Cette énergie d’enfance traverse toute son œuvre. Et pourtant, derrière la légèreté apparente, il y a la conscience aiguë de la fragilité. Elle se souvient de l’accident du tournage des Amants du Pont-Neuf, à 28 ans, lorsqu’elle a failli se noyer. « Je me suis dit : je ne mourrai pas pour le cinéma. La vie est trop précieuse. » Cette phrase, elle la répète doucement, presque pour elle-même. On comprend alors que In-I in Motion est aussi une déclaration d’amour à la vie, une façon de dire que la création n’a de sens que si elle célèbre la survie, la résilience.
Dans la salle de presse, les applaudissements se mêlent à un silence ému.
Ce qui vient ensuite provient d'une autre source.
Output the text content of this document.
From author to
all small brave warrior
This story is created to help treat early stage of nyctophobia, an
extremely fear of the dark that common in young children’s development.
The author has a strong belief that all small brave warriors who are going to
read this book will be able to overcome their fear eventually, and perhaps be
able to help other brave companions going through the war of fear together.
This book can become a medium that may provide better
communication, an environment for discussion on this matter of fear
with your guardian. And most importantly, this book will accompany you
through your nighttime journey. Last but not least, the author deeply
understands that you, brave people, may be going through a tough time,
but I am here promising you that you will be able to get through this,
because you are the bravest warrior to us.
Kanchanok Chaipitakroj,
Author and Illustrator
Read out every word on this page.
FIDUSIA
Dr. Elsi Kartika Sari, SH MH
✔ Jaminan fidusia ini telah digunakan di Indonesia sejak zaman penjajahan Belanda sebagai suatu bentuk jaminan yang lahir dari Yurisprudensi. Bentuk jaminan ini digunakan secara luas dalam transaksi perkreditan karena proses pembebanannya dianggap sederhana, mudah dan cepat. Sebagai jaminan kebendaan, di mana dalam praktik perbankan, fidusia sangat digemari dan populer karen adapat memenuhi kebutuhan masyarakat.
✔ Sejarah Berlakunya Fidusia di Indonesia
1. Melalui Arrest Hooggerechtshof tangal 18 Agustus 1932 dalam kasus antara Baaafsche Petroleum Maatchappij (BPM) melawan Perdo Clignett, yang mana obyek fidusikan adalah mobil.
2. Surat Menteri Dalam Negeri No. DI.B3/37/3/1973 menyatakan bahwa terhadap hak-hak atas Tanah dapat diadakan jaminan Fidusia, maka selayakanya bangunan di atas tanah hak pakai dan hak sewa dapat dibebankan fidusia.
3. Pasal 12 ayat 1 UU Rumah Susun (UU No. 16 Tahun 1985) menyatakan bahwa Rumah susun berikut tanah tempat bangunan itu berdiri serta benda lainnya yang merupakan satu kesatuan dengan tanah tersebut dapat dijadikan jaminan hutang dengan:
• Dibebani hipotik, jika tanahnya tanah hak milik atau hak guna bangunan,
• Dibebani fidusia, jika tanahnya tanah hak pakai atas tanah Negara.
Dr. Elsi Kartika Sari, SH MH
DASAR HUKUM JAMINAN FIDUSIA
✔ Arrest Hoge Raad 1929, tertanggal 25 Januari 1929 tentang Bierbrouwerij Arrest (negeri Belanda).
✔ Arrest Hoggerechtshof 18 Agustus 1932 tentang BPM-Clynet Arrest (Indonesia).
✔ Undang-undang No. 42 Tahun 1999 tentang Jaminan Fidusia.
Binoche parle encore, longuement, de la joie du don. « On va au fond de soi, dit-elle, pour faire remonter une essence que le spectateur va pouvoir sentir. On n’est pas des masochistes. On est des chercheurs d’endroits obscurs. Et le fait de chercher, c’est une joie immense. » Elle rit, un rire clair, presque enfantin. On pense à cette femme qui jouait au foot avec les garçons, qui peignait, qui dansait, qui ne cessait de recommencer.
À Montréal, ce soir-là, Juliette Binoche n’est ni la star internationale ni la muse des grands cinéastes. Elle est une femme en mouvement, fidèle à cette énergie mystérieuse qui la guide depuis toujours. In-I in Motion n’est pas un film parfait. Il est long, parfois rugueux, souvent bouleversant. Mais il est vrai, viscéral, traversé par cette vibration que seuls les artistes qui osent se perdre peuvent atteindre.